To mitigate this, we introduced the emergency upgrade procedures. If the new enclave has a critical bug and the network is down, we can create a new fixed enclave and instruct the “old” enclave to export the keys again so that the fixed enclave can take over.
The instruction to export keys to the new enclave has to be signed by the validators. There are two flavors of this signature:
- 66% of the voting power, or
- M out of N validators in a known list
The latter option is required for a very unlikely case when several validators with over 34% VP refuse or are unable to cooperate.
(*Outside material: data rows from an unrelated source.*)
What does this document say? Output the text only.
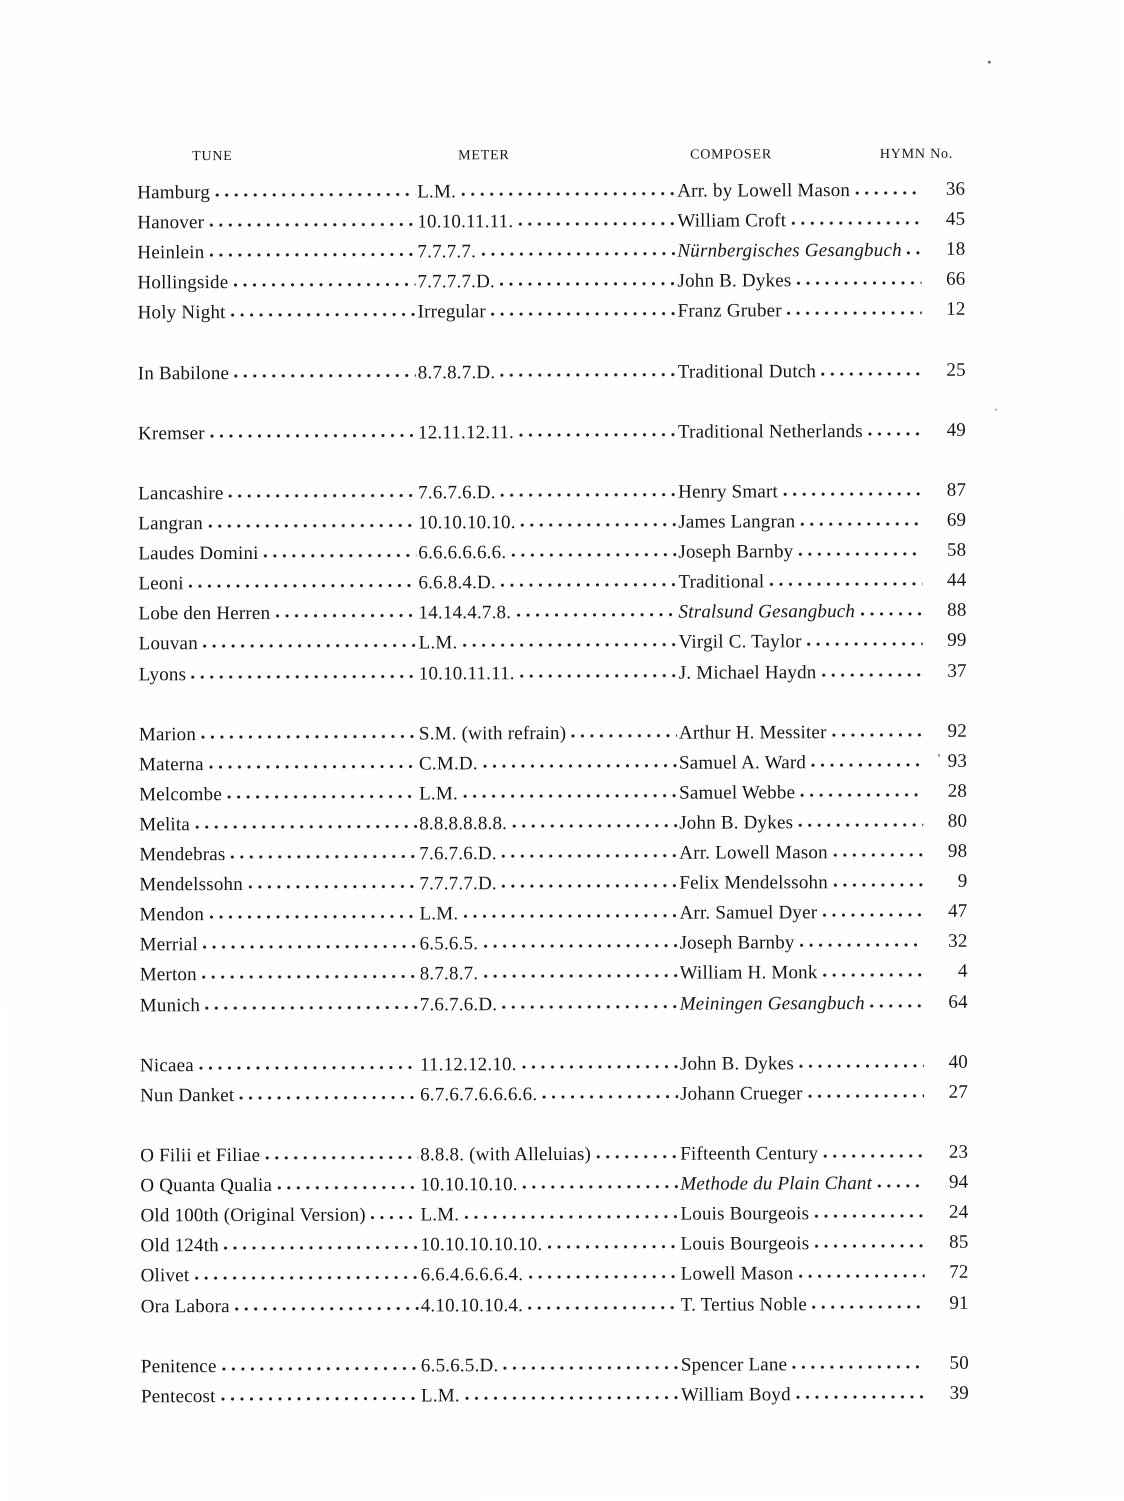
TUNE	METER	COMPOSER	HYMN No.
Hamburg	L.M.	Arr. by Lowell Mason	36
Hanover	10.10.11.11.	William Croft	45
Heinlein	7.7.7.7.	Nürnbergisches Gesangbuch	18
Hollingside	7.7.7.7.D.	John B. Dykes	66
Holy Night	Irregular	Franz Gruber	12
In Babilone	8.7.8.7.D.	Traditional Dutch	25
Kremser	12.11.12.11.	Traditional Netherlands	49
Lancashire	7.6.7.6.D.	Henry Smart	87
Langran	10.10.10.10.	James Langran	69
Laudes Domini	6.6.6.6.6.6.	Joseph Barnby	58
Leoni	6.6.8.4.D.	Traditional	44
Lobe den Herren	14.14.4.7.8.	Stralsund Gesangbuch	88
Louvan	L.M.	Virgil C. Taylor	99
Lyons	10.10.11.11.	J. Michael Haydn	37
Marion	S.M. (with refrain)	Arthur H. Messiter	92
Materna	C.M.D.	Samuel A. Ward	93
Melcombe	L.M.	Samuel Webbe	28
Melita	8.8.8.8.8.8.	John B. Dykes	80
Mendebras	7.6.7.6.D.	Arr. Lowell Mason	98
Mendelssohn	7.7.7.7.D.	Felix Mendelssohn	9
Mendon	L.M.	Arr. Samuel Dyer	47
Merrial	6.5.6.5.	Joseph Barnby	32
Merton	8.7.8.7.	William H. Monk	4
Munich	7.6.7.6.D.	Meiningen Gesangbuch	64
Nicaea	11.12.12.10.	John B. Dykes	40
Nun Danket	6.7.6.7.6.6.6.6.	Johann Crueger	27
O Filii et Filiae	8.8.8. (with Alleluias)	Fifteenth Century	23
O Quanta Qualia	10.10.10.10.	Methode du Plain Chant	94
Old 100th (Original Version)	L.M.	Louis Bourgeois	24
Old 124th	10.10.10.10.10.	Louis Bourgeois	85
Olivet	6.6.4.6.6.6.4.	Lowell Mason	72
Ora Labora	4.10.10.10.4.	T. Tertius Noble	91
Penitence	6.5.6.5.D.	Spencer Lane	50
Pentecost	L.M.	William Boyd	39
The emergency upgrade involves a manual process of validators signing a message that includes the “fixed” MRENCLAVE.
The message is then fed to the “old” node and it can export the keys and complete the upgrade
In this release, the M out of N is set to be 11 out of 25 hard-coded validators. The list of validators is available here. When creating the list, we wanted to make it diverse, including Secret OGs, institutions and projects, making it unlikely that there is a possibility of collusion.
The list can be updated from time to time as needed.
Conclusion
MRENCLAVE upgrade makes Secret Network more secure and resilient, making sure that only the approved code can access the network secrets.
Later this year, we will complete the process by going through key rotation procedure, changing the network seed for Secret Network.